Question

What’s my grade? In Professor Friedman’s economics course, the correlation

between the students’ total scores prior to the final examination and their final exam scores is r = 0.6. The pre-exam totals for all students in the course have a mean of 280 and a standard deviation of 30. The final exam scores have a mean of 75 and a standard deviation of 8. Professor Friedman has lost Julie’s final exam but knows that her total before the exam was 300. He decides to predict her final exam score from her pre-exam total.

a. Find the equation for the least-squares regression line Professor Friedman should use to make this prediction.

b. Use the least-squares regression line to predict Julie’s final exam score.

c. Explain the meaning of the phrase “least squares” in the context of this question.

d. Julie doesn’t think this method accurately predicts how well she did on the final exam. Determine r2. Use this result to argue that her actual score could have been much higher (or much lower) than the predicted value.

Short answer

Part (a) $\stackrel{⏜}{y}=30.2+0.16x$

Part (b) $78.2$is Julie’s exam score.

Part (c) The squared disparities between the actual final exam score and the anticipated final exam score are minimized using the least-squares regression line.

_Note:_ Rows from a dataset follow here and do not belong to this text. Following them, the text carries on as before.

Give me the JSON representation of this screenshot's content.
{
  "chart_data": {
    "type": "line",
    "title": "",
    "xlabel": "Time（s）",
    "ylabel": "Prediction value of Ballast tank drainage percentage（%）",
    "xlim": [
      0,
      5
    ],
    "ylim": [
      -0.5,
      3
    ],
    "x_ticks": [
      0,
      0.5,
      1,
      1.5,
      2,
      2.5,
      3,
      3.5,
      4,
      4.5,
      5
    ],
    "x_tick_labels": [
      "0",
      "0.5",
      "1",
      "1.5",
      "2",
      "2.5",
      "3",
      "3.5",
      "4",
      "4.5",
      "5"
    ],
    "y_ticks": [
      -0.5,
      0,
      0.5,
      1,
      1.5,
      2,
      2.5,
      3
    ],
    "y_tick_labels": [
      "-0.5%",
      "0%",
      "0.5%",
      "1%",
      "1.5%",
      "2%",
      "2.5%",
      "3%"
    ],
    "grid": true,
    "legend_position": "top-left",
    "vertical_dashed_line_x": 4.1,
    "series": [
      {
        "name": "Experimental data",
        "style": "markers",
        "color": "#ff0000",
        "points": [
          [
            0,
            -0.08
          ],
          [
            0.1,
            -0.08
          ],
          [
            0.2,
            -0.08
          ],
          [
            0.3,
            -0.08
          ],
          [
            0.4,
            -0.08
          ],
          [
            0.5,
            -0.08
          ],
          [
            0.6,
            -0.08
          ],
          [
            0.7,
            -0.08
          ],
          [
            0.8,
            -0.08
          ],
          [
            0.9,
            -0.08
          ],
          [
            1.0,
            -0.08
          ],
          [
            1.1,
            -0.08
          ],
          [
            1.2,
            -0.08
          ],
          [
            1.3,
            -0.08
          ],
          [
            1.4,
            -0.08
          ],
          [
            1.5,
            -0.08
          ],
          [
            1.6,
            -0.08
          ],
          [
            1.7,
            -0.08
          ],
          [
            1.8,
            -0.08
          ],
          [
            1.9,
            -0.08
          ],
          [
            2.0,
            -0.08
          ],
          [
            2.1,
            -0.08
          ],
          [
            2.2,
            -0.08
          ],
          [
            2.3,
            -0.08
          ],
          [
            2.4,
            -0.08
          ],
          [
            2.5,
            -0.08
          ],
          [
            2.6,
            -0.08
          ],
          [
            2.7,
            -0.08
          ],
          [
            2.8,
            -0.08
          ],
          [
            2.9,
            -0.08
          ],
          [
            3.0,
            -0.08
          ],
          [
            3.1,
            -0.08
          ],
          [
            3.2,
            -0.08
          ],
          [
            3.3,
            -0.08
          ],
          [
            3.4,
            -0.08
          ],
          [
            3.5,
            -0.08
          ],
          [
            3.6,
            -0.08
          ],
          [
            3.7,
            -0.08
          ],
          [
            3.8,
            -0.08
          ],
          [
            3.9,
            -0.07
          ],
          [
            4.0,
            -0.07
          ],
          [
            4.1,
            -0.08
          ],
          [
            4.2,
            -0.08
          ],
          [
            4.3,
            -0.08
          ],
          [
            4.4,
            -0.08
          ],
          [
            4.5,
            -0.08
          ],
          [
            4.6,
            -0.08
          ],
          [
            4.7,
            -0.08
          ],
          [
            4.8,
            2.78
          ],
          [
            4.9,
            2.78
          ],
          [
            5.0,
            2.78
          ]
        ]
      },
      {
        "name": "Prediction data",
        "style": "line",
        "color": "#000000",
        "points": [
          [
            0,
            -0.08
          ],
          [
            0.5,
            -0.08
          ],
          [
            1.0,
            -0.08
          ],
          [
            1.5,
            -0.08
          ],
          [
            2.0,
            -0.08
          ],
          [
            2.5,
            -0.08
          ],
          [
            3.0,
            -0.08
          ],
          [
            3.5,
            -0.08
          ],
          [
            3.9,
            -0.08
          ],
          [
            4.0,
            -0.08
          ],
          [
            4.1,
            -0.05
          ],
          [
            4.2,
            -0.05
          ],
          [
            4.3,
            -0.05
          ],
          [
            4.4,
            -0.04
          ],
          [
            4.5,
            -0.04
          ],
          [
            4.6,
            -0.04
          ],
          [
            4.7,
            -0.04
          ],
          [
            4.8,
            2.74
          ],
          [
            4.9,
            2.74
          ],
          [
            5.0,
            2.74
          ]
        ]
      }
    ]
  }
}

Part (d) $$\begin{gathered} r^2=0.36 \\ =36\% \end{gathered}$$

Step-by-step solution

Part (a) Step 1: Given information

$$\begin{gathered} r=0.6 \\ \overline{x}=280 \\ \overline{y}=75 \\ {s}_x=30 \\ {s}_y=8 \end{gathered}$$

Part (a) Step 2: Explanation

Thus the slope and the constant will be calculated as:

$b=r\frac{s_y}{s_x}$

$$\begin{gathered} =0.6\times \frac{8}{30} \\ =0.16 \end{gathered}$$

$$\begin{gathered} a=\overline{y}-b\overline{x} \\ =75-0.16\times 280 \\ =30.2 \end{gathered}$$

Thus the regression line will be as:

$$\begin{gathered} \overline{y}=a+bx \\ \Rightarrow \stackrel{⏜}{y}=30.2+0.16x \end{gathered}$$

Part (b) Step 1: Calculation

The regression line is:

$\stackrel{⏜}{y}=30.2+0.16x$

Thus, the Julie’s final exam score be as:

$$\begin{gathered} \stackrel{⏜}{y}=30.2+0.16x \\ =30.2+0.16\left(300\right) \\ =78.2 \end{gathered}$$

Part (c) Step 1: Calculation

The least-squares regression line is the one that reduces the squared residuals to the smallest possible value. The residuals are the disparities between the observed a the projected values. As a result, the least-squares regression line minimizes the squared differences between the actual final exam score and the predicted final exam score.

Part (d) Step 1: Explanation

The value $r^2$is calculated as:

$$\begin{gathered} r^2={0.6}^2 \\ =0.36 \\ =36\% \end{gathered}$$

This suggests that the regression line can account for $36\%$ of the variation between the variables. Because the regression line only explains $36\%$ of the variation in the final exam score, the final result could diverge significantly from the regression line's anticipated values.